As the SL continues to advance southeastward, it enters the Yancheng RADAR detection range with a reflectivity of more than 65 dBZ. Figure 8 shows the successive automatic recognition results in eight PPIs from 0919 to 0959 UTC. The models can basically accurately identify the SL but have a small amount of missed recognition regions marked with red box in Figure 8a,c.

4.3. Qingpu RADAR

In order to further showcase the recognition performance of the models for SAD RADAR, another SL event occurred in Shanghai and Jiangsu regions is demonstrated as an example.
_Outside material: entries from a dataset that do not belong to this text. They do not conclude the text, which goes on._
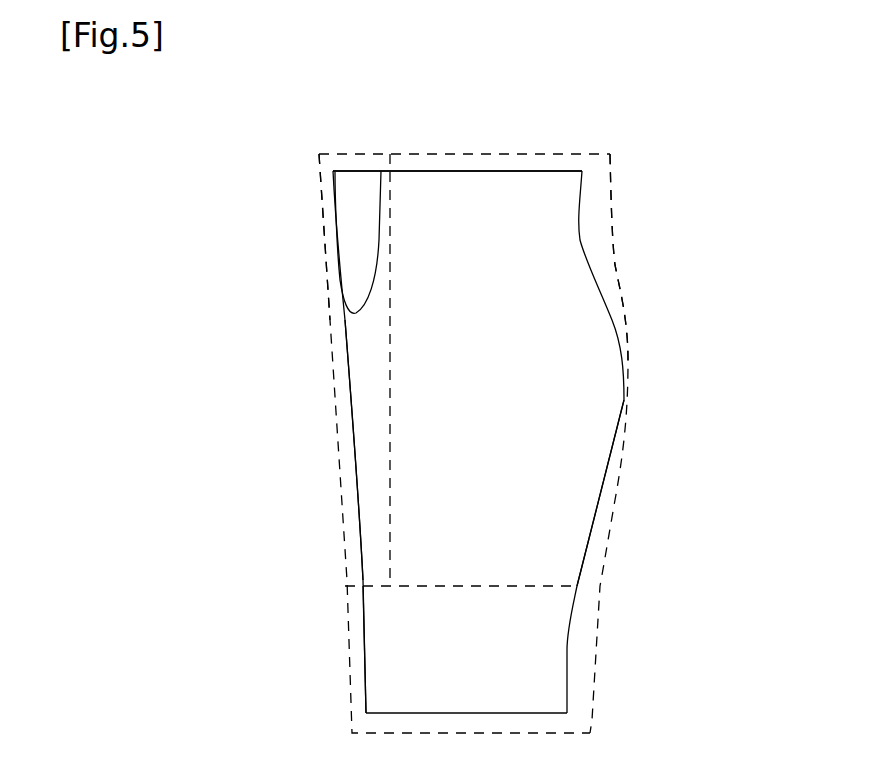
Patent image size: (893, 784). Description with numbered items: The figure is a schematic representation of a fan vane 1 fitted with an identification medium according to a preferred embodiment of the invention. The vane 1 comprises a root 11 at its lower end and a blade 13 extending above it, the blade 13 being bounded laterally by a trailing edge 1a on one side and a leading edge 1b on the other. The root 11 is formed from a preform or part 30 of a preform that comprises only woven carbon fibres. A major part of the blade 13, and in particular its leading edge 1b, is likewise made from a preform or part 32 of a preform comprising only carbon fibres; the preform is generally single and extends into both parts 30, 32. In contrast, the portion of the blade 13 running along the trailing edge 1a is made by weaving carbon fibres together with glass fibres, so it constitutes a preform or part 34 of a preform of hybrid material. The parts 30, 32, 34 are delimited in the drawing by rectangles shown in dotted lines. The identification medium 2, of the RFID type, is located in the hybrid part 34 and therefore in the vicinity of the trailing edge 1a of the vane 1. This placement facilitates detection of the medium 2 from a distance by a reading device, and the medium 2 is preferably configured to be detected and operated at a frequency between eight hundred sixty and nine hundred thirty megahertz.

The fan vane 1 is at (683, 295).
The trailing edge 1a is at (355, 465).
The leading edge 1b is at (603, 492).
The identification medium 2 is at (328, 210).
The root 11 is at (365, 657).
The blade 13 is at (472, 170).
The preform or part of a preform 30 is at (595, 697).
The preform or part of a preform 32 is at (610, 155).
The preform or part of a preform of hybrid material 34 is at (328, 299).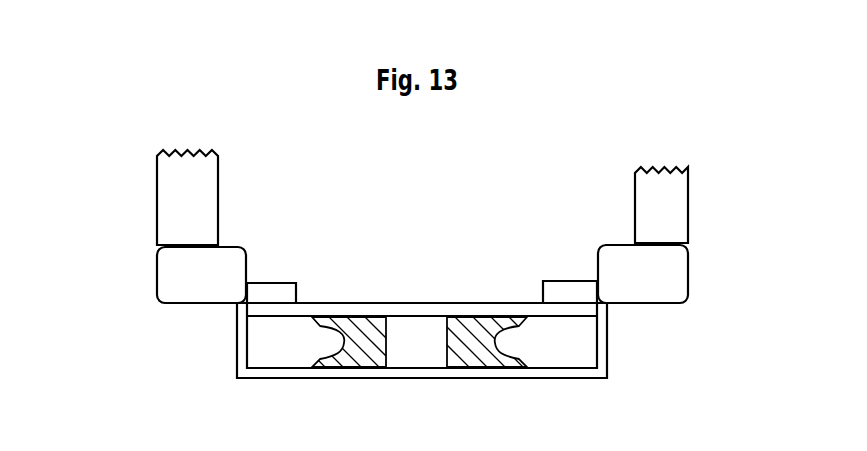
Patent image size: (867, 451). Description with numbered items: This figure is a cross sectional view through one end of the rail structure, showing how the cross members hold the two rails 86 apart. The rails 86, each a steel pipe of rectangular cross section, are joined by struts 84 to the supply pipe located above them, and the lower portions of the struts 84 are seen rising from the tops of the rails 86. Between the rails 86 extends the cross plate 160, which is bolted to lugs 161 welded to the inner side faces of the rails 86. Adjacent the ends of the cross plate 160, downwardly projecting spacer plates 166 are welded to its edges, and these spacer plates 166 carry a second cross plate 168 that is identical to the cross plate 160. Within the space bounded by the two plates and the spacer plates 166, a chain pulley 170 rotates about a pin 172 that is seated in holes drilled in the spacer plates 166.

The struts 84 is at (162, 188).
The rails 86 is at (173, 276).
The cross plate 160 is at (492, 305).
The lugs 161 is at (268, 284).
The spacer plates 166 is at (240, 342).
The second cross plate 168 is at (337, 370).
The chain pulley 170 is at (487, 350).
The pin 172 is at (406, 323).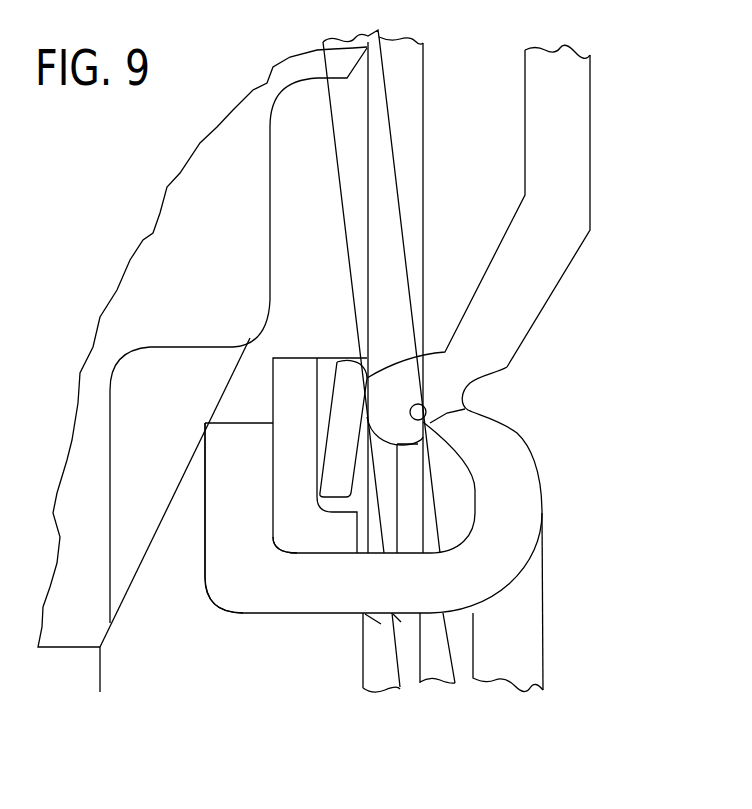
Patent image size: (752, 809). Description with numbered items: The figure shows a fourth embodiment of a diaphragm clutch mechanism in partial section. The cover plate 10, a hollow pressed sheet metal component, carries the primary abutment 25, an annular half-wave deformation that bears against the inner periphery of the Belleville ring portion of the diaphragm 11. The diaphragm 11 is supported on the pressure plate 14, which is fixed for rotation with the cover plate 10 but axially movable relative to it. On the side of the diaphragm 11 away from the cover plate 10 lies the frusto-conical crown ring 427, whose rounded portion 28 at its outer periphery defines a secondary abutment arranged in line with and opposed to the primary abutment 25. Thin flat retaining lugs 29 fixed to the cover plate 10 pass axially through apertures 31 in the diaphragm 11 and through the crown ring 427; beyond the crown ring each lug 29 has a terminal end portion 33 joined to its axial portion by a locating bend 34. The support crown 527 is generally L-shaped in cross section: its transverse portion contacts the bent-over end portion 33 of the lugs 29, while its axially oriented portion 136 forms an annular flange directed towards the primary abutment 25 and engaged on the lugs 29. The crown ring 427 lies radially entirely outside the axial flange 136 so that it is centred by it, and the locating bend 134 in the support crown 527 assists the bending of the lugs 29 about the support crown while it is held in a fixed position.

The cover plate 10 is at (595, 199).
The diaphragm 11 is at (428, 188).
The pressure plate 14 is at (190, 198).
The primary abutment 25 is at (487, 408).
The rounded portion 28 is at (421, 404).
The retaining lugs 29 is at (292, 622).
The apertures 31 is at (407, 445).
The terminal end portion 33 is at (212, 542).
The locating bend 34 is at (230, 607).
The locating bend 134 is at (282, 552).
The axially oriented portion 136 is at (338, 548).
The crown ring 427 is at (335, 350).
The support crown 527 is at (240, 406).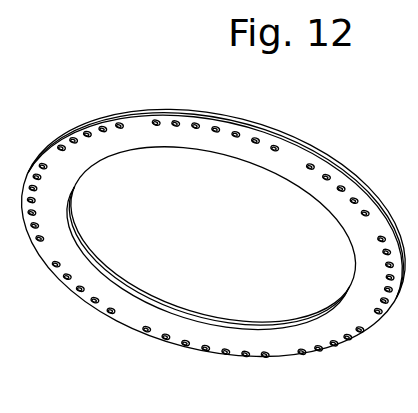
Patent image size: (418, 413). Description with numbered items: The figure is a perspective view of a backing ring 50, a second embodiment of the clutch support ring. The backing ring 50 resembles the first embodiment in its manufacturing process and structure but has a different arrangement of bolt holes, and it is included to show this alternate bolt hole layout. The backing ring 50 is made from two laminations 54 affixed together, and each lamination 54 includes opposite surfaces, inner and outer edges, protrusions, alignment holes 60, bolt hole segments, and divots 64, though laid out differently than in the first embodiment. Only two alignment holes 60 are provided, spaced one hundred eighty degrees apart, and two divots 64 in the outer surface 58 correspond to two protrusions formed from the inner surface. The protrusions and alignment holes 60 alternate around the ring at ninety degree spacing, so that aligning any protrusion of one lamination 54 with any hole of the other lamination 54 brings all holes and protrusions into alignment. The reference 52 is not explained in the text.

The backing ring 50 is at (209, 225).
The outer lip 52 is at (285, 139).
The laminations 54 is at (150, 140).
The outer surface 58 is at (53, 245).
The alignment holes 60 is at (224, 125).
The divots 64 is at (27, 201).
This severe convective weather is triggered with a cold air guided by the upper-level trough in the unstable atmospheric condition where the dry and cold air in the upper levels stacked on the warm and moist air in the lower levels.
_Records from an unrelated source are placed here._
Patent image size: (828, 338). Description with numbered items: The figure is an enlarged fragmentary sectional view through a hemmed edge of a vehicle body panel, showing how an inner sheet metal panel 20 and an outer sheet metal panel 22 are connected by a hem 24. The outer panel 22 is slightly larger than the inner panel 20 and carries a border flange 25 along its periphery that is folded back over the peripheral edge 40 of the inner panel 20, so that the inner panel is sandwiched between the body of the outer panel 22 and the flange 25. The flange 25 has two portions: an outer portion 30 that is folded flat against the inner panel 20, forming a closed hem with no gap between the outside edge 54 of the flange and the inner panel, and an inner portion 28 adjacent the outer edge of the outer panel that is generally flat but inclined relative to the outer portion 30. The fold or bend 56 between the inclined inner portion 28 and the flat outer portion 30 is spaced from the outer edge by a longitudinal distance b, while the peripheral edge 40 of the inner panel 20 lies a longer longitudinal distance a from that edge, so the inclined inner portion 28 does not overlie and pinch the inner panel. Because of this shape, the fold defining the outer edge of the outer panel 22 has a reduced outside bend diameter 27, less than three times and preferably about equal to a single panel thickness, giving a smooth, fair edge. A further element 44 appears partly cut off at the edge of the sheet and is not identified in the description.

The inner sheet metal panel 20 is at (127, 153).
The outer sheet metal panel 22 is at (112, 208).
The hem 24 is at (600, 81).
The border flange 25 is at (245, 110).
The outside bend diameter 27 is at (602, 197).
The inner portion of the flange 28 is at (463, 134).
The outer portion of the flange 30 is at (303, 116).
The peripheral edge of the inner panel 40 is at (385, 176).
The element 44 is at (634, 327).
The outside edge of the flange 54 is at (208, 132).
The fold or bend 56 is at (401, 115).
Figure 9 shows the successive automatic recognition results in eight PPIs from 1231 to 1308 UTC on April 30, 2021. It can be seen that there is an obvious SL with a maximum reflectivity of more than 65 dBZ in the north of the RADAR. The SL features are obvious with an arc-shaped gust front appearing in front of the SL. Even if the strong echoes continuously deform, the models can identify the SL accurately in all the event processes.

5. Conclusions and Discussion

Collecting 12 SL events from 2019 to 2021, an SL deep learning dataset with 49,920 samples which is labeled with the RADAR analysis software developed by the RADAR detection team of the State Key Laboratory of Serious Weather, Chinese Academy of Meteorological Sciences is conducted from 15 RADARs in Jiangsu, Shanghai, Shandong, and Hebei provinces. Three Unet-based SL automatic recognition models are trained for the consideration that the beam widens and the height increases with the distance from echo to RADAR.
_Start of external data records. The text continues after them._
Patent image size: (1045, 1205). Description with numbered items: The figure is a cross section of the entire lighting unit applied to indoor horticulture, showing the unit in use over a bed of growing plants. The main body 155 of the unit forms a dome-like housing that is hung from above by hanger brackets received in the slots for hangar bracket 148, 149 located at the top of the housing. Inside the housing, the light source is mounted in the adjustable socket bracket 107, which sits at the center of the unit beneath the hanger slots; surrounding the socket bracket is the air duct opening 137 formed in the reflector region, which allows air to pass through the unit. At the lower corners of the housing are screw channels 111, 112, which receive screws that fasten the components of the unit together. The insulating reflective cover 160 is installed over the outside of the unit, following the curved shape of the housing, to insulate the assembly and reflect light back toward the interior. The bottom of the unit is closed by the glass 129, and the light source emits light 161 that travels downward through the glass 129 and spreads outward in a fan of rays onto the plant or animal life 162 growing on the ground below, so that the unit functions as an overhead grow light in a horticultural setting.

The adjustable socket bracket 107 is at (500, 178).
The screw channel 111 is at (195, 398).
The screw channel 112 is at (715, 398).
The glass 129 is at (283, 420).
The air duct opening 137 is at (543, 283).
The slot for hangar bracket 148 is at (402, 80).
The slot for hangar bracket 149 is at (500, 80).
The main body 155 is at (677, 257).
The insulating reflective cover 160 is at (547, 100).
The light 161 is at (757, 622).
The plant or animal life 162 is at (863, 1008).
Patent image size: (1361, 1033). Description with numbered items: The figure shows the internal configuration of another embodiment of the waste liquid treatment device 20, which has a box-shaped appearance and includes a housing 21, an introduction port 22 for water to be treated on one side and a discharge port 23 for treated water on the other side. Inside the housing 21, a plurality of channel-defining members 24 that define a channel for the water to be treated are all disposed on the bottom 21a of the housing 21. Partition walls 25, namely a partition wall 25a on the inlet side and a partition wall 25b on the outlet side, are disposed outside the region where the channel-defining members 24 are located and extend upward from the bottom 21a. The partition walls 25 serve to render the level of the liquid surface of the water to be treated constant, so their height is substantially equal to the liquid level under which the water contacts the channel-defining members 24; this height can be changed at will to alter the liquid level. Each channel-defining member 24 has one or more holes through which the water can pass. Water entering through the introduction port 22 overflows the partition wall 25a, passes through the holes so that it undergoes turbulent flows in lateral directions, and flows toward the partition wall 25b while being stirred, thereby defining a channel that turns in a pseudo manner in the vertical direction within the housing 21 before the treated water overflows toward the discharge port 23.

The accuracy of the three models is more than 86% in the test dataset, and the optimal threshold points on the ROC curves are close to (0, 1) with all the AUC values over 0.95, which suggest that the models have a high probability of TN and TP while having a low probability of FN and FP. For all the models, the CSI exceeds 78% with the FAR less than 21% and POD more than 87%, which hints that the models have strong SL automatic recognition ability.

Additionally, the models are further demonstrated by the two SL events observed in Nanjing, Yancheng, and Qingpu RADARs. It is found that the SLs can be discriminated against by all the models whether it is SA or SAD RADARs. Even if it is a misreported linear echo that does not meet the SL definition, it is still necessary to be vigilant against the occurrence of strong convection once the models provide an SL prompt.

Although it has taken a significant amount of manpower and time to build the dataset for SL automatic recognition, the models still have certain limitations as the samples are still scarce for deep learning. In the future, as more SL labels with various shapes including before SL generation, development, rupture, and extinction are added to the dataset, the retrained models will have stronger generalization ability and recognition accuracy. In addition, with the polarization upgrade of weather RADAR, a dataset containing polarmetric parameters will improve the models’ performance, especially for the echoes of less obvious SL features.

Deep learning is developing rapidly, and new algorithms will be used to improve SL recognition performance. In the future, some image segmentation algorithms such as YOLO can be applied to discriminate the SL and non-SL regions first, and then the models could be implemented in the SL regions to enhance the recognition effect.